Do all these passages indicate what is real? No. Do they then indicate what is typical? No, but what is either real or typical. But the first passages, excluding as they do reality, indicate that all this is only typical.
All these passages together cannot be applied to reality; all can be said to be typical; therefore they are not spoken of reality, but of the type.
Agnus occisus est ab origine mundi.[262] A sacrificing judge.
685
Contradictions.—The sceptre till the Messiah—without king or prince.
The eternal law—changed.
The eternal covenant—a new covenant.
Good laws—bad precepts. Ezekiel.
686
Types.—When the word of God, which is really true, is false literally, it is true spiritually.
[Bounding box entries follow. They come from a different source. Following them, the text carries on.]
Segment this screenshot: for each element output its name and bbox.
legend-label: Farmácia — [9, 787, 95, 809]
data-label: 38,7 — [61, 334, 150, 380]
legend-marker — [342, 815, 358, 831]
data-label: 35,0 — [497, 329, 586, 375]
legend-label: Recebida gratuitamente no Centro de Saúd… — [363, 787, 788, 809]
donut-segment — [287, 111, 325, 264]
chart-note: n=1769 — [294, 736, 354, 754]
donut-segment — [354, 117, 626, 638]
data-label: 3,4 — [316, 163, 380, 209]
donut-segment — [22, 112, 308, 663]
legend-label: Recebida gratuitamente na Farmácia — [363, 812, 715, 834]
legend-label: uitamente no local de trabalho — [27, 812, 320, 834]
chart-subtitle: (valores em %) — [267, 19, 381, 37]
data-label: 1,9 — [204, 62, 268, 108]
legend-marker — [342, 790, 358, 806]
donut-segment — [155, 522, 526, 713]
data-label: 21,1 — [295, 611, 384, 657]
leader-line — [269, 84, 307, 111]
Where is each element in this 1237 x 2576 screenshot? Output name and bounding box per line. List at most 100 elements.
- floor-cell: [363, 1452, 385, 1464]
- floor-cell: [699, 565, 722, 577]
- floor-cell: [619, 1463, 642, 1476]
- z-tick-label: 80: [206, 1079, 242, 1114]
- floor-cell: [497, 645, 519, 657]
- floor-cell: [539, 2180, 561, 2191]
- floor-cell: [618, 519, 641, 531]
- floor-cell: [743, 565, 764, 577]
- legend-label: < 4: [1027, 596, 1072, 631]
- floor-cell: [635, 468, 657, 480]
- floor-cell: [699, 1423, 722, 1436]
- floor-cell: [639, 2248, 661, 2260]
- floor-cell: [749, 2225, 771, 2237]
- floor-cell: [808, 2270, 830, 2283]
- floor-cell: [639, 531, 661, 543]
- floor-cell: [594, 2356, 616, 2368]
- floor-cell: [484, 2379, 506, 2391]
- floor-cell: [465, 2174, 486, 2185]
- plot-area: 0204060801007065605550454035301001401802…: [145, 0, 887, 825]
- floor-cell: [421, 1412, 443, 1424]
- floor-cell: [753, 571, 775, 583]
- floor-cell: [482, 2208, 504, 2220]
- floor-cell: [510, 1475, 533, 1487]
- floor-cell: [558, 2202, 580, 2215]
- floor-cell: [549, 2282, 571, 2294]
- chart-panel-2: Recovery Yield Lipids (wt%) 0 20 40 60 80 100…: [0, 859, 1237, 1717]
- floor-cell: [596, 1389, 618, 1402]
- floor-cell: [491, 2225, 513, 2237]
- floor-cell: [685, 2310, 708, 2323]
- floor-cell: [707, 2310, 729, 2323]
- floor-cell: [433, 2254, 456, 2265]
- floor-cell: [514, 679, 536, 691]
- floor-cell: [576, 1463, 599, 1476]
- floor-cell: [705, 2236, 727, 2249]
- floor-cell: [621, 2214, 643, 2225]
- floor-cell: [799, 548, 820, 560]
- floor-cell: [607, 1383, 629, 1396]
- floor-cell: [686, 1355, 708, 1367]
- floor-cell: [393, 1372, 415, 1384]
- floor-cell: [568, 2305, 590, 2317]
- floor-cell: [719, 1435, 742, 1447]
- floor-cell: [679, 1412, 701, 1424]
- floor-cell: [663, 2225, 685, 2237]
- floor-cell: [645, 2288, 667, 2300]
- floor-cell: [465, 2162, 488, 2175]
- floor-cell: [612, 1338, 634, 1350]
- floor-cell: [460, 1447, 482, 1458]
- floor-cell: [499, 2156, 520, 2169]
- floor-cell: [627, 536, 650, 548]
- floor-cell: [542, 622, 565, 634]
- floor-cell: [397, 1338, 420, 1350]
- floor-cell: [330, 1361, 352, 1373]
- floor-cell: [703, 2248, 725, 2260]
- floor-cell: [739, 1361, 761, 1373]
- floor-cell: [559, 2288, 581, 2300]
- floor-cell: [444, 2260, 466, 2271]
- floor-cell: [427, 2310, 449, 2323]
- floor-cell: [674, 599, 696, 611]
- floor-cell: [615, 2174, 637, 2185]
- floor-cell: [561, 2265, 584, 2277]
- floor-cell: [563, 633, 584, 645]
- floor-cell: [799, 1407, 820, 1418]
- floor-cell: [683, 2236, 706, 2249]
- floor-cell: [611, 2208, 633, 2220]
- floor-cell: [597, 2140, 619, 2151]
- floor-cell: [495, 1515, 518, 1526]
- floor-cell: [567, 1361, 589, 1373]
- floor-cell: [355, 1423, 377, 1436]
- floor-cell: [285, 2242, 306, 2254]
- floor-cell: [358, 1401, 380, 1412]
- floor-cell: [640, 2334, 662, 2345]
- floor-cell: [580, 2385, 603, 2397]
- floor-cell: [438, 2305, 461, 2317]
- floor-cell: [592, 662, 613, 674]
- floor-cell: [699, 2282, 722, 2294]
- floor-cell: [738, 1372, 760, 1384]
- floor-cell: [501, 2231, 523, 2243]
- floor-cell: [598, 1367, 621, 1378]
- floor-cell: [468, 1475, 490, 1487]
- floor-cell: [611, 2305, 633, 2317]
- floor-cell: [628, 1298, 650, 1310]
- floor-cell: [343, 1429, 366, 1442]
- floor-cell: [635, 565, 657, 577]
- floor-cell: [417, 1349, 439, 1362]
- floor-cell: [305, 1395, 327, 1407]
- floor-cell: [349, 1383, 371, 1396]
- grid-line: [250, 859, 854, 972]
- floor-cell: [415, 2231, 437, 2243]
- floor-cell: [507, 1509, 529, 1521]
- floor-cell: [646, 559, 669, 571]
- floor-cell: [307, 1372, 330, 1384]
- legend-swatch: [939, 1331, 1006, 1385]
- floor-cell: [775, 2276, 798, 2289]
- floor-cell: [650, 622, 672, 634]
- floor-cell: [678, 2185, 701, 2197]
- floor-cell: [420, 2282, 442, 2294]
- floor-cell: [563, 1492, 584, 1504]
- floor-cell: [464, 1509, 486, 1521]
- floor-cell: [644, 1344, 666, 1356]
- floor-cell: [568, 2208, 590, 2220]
Sede a dextris meis:[263] this is false literally, therefore it is true spiritually.
In these expressions, God is spoken of after the manner of men; and this means nothing else but that the intention which men have in giving a seat at their right hand, God will have also. It is then an indication of the intention of God, not of His manner of carrying it out.
Thus when it is said, “God has received the odour of your incense, and will in recompense give you a rich land,” that is equivalent to saying that the same intention which a man would have, who, pleased with your perfumes, should in recompense give you a rich land, God will have towards you, because you have had the same intention as a man has towards him to whom he presents perfumes. So iratus est, a “jealous God,"[264] etc. For, the things of God being inexpressible, they cannot be spoken of otherwise, and the Church makes use of them even to-day: Quia confortavil seras,[265] etc.
It is not allowable to attribute to Scripture the meaning which is not revealed to us that it has. Thus, to say that the closed mem[266] of Isaiah signifies six hundred, has not been revealed. It might be said that the final tsade and he deficientes may signify mysteries. But it is not allowable to say so, and still less to say this is the way of the philosopher’s stone. But we say that the literal meaning is not the true meaning, because the prophets have themselves said so.
687
I do not say that the mem is mystical.
688
Moses (Deut. xxx) promises that God will circumcise their heart to render them capable of loving Him.
689
One saying of David, or of Moses, as for instance that “God will circumcise the heart,” enables us to judge of their spirit. If all their other expressions were ambiguous, and left us in doubt whether they were philosophers or Christians, one saying of this kind would in fact determine all the rest, as one sentence of Epictetus decides the meaning of all the rest to be the opposite. So far ambiguity exists, but not afterwards.